Mediaset already controls three of Italy's seven national networks as well as a leading film production and distribution company and Il Giornale, a mid-size newspaper based in Milan. But rules prohibit the company from acquiring an existing print media company such as RCS Media Group, which owns the nations leading newspaper, a top news magazine, and one of the country's largest publishing houses. Many RCS outlets have been critical of Berlusconi in the past.

Berlusconi, who is being tried in three separate trials ranging from tax fraud and abuse of power to paying for sex with an underage prostitute, is known to aggressively use his media outlets to bolster his support among the public.

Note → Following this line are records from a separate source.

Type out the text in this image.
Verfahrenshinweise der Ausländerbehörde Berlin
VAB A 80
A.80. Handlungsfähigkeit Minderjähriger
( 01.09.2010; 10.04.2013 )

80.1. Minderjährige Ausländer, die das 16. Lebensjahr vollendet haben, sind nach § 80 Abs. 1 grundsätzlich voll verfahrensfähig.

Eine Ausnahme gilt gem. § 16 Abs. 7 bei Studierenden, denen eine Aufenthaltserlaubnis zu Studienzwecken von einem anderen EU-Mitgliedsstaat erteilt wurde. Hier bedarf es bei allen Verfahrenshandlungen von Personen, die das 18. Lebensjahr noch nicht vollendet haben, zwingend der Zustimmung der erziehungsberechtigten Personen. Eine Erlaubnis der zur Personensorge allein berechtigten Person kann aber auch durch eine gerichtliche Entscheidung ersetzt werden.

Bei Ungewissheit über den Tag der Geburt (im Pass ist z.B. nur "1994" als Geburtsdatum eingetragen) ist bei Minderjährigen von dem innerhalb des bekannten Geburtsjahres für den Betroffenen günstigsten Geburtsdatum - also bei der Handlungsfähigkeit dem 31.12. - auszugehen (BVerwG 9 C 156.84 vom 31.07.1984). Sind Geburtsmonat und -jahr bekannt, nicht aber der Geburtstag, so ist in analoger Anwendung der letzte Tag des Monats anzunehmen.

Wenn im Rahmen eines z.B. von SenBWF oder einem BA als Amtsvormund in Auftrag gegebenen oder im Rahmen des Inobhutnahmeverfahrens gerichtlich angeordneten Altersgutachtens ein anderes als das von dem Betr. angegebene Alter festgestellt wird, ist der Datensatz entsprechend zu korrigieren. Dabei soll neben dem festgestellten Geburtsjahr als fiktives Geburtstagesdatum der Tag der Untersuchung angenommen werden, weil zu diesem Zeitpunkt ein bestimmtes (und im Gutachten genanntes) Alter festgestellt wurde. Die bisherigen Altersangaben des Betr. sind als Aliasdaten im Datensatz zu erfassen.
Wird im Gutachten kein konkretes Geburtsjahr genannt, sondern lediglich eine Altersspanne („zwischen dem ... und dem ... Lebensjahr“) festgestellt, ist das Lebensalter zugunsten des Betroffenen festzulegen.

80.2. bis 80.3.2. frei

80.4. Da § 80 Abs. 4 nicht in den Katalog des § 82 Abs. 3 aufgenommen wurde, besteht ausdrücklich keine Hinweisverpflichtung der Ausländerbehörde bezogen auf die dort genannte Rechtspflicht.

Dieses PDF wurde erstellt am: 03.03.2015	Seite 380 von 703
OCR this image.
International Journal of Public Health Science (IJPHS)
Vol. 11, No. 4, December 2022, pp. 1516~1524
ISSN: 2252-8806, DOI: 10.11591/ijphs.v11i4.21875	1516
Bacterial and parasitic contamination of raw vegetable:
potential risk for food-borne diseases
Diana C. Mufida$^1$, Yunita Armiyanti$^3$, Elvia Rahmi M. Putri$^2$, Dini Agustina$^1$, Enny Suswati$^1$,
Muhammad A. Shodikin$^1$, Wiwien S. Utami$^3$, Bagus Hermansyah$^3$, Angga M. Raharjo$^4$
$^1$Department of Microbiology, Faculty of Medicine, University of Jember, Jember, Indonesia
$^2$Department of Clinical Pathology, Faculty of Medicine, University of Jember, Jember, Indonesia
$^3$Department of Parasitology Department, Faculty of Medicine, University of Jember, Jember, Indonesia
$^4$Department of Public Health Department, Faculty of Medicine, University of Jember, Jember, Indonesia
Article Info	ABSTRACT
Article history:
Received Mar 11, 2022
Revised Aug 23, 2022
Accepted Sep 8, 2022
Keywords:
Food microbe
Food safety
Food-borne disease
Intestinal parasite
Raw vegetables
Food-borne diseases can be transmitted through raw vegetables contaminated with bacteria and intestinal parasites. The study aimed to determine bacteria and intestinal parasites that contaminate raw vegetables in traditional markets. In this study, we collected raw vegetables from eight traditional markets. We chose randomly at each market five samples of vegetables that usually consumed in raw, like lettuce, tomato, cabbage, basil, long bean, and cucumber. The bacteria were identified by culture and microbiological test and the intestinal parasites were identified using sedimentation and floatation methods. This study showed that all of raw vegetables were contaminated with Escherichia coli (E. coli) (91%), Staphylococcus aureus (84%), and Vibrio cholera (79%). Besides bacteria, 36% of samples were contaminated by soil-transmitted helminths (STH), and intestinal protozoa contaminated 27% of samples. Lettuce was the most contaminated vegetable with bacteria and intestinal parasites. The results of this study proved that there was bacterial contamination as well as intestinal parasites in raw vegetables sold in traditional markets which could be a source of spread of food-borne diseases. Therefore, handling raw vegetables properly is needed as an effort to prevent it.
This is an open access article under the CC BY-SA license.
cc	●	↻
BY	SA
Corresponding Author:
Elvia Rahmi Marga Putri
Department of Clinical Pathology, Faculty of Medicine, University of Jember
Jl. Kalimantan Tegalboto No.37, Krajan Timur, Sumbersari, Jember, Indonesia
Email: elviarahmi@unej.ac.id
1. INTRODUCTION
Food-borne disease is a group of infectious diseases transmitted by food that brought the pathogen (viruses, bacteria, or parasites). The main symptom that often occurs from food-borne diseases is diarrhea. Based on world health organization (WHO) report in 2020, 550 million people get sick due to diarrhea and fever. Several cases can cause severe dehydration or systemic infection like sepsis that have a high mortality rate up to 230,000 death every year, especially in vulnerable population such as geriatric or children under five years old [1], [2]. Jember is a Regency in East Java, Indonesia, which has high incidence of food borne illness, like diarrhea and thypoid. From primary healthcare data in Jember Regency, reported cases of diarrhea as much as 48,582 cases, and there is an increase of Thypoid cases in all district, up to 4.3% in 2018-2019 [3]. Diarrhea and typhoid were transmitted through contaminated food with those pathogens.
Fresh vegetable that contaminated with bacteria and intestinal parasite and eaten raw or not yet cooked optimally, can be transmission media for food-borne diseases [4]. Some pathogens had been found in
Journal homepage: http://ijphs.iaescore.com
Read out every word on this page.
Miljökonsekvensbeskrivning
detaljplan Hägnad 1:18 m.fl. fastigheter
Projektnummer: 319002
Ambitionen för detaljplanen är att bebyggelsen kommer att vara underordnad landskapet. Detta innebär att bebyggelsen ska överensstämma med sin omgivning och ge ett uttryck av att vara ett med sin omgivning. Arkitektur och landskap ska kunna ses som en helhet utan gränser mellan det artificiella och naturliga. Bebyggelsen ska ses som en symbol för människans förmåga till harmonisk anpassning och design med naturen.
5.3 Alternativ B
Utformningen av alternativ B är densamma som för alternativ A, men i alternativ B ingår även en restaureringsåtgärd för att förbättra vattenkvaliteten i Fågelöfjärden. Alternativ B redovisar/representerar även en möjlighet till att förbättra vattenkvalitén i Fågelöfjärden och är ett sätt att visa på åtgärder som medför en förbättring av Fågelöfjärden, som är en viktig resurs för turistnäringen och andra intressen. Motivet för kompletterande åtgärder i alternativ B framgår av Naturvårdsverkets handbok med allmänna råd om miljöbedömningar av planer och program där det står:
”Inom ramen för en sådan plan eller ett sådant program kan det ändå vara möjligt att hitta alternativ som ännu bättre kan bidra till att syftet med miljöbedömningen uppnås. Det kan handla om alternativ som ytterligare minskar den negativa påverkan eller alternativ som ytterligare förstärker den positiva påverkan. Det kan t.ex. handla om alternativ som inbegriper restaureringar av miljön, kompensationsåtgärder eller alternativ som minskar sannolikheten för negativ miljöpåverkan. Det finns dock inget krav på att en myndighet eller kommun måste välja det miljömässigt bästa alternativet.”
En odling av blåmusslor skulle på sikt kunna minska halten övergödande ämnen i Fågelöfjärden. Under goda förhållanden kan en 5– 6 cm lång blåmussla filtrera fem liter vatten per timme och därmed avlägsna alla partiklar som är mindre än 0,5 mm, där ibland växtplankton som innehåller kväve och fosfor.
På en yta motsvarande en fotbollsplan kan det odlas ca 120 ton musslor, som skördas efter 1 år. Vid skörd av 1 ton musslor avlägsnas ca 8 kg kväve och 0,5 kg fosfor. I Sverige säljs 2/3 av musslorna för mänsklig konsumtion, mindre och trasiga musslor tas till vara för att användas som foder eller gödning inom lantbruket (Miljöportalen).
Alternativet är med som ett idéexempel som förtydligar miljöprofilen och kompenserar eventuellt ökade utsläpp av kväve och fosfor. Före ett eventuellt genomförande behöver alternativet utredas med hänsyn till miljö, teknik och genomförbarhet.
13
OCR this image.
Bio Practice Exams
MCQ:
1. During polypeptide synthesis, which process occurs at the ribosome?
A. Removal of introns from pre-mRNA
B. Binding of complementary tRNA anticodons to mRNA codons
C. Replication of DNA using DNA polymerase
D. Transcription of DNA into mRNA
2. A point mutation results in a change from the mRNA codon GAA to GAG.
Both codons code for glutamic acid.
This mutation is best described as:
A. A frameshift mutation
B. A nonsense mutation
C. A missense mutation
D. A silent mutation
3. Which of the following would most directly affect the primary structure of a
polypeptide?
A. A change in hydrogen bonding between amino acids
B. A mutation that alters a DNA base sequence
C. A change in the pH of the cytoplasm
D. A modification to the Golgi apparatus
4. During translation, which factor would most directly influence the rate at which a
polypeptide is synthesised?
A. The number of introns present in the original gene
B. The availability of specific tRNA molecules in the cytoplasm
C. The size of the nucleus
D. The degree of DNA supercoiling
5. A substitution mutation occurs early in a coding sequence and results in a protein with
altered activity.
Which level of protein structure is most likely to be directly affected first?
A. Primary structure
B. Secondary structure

The milleproroghe decree usually extends the ban on such ownership two years, and this time around the ban was originally written to be extended until the end of 2012. But just before the vote, the rules were extended only until the end of this month, giving a rise to speculation that a Mediaset bid for RCS or another large print conglomerate could be in the works.

In its letter to parliamentary leadership, the antitrust authority said it was "concerned" that the cross ownership rules could soon expire and it called for the existing limits on ownership to be extended in order to maintain strong competition among different media platforms.